Compiled data from the city’s sewage system monthly to track community drug use patterns and understand the depth of opioid use.
Using this data, monitored areas with high opioid use and deployed emergency response resources and abuse prevention interventions to hotspots accordingly.
Utilized similar wastewater testing data and tracking methods to monitor COVID-19 levels and identify outbreaks.
A New Diagnostic Matrix
Testing wastewater for real-time information about key markers of public health — everything from viruses to food contaminants to drug compounds — has been around for decades. But the approach is relatively uncommon in the United States. And no other city is trying to map the needs of residents around the opioid abuse epidemic in this way, said Dr. Rolf Halden, a professor at ASU’s Biodesign Center for Environmental Health Engineering.

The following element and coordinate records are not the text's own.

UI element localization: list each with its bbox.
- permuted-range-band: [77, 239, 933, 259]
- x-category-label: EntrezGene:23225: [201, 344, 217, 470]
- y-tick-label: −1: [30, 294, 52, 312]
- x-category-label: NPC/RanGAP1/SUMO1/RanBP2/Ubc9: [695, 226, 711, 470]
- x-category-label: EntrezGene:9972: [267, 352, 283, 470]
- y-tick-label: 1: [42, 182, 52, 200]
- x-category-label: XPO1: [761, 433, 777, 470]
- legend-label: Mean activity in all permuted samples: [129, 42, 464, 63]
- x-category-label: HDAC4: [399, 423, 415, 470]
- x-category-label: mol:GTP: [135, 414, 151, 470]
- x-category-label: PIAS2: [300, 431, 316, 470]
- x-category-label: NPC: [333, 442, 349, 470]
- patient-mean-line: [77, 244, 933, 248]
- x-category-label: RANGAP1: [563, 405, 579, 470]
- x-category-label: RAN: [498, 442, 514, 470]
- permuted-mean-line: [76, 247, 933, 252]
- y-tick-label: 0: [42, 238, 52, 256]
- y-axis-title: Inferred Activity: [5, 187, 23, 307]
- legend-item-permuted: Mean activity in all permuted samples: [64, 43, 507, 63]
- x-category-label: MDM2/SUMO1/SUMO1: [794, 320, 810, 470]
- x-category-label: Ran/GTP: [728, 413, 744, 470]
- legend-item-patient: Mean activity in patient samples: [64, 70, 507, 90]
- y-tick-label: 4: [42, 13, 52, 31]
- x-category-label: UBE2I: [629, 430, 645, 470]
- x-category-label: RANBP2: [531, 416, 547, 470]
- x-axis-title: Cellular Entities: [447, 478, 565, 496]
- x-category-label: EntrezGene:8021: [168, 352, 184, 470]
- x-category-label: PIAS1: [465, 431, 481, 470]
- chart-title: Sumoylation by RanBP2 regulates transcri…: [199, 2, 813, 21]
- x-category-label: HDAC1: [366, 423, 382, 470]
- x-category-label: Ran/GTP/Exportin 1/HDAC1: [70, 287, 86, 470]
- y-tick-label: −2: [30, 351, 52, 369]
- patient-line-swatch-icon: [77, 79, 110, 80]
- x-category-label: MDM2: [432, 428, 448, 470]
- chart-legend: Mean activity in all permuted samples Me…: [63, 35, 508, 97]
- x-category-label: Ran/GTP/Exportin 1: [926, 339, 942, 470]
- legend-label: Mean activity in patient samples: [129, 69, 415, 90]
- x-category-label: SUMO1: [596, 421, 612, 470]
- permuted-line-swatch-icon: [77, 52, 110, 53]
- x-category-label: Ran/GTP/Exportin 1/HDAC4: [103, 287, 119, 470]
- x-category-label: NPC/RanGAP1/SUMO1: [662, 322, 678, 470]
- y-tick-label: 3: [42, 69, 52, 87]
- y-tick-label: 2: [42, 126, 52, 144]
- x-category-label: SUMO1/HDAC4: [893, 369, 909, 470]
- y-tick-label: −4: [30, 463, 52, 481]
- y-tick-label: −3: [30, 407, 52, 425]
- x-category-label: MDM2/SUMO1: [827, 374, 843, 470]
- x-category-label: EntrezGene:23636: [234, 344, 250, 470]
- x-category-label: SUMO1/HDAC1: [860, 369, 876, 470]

“The United States is behind Europe. Every community that has done this work has not abandoned it, which is a testament to how well it works and how successful it is,” said Dr. Halden, who leads the wastewater data collection project in partnership with the City of Tempe.
Here’s how the wastewater analytics project helps the city identify opioid abuse hotspots and deploy resources strategically. Dr. Halden’s team takes raw sewage samples directly from five collection areas of the city for seven consecutive days each month. The scientists then test for four different types of opioids: fentanyl, heroin, oxycodone, and codeine.
After processing the samples, the ASU team hands off data to Tempe’s Enterprise GIS and Analytics team. The city can see where elevated levels of the four opioids are, and whether the opioids were metabolized or improperly disposed of. But the data contain no personally identifiable information — there is no way to tie data to specific addresses, neighborhoods or businesses.
All data are then published on the public Tempe Opioid Wastewater Collection Dashboard, created and maintained by Dr. Stephanie Deitrick, Tempe’s Enterprise GIS Manager. Through this dashboard and the Opioid Abuse Probable EMS Calls Dashboard, the information is analyzed by a multidisciplinary team, including Tempe’s Fire Medical and Rescue Department, to determine needed interventions. For example, if the data show a rise in opioid use among people under 18 in one area, the city might ramp up in-school outreach efforts. If one area suddenly becomes a major hotspot, the Tempe Fire Medical and Rescue Department can decide which emergency medical services and overdose prevention resources to move or increase to that area.
After implementing interventions, city officials can then track their potential effectiveness by monitoring changes in wastewater data alongside the EMS calls data. It’s a data feedback loop enabling the city to target its efforts — and, hopefully, prevent abuse and deaths.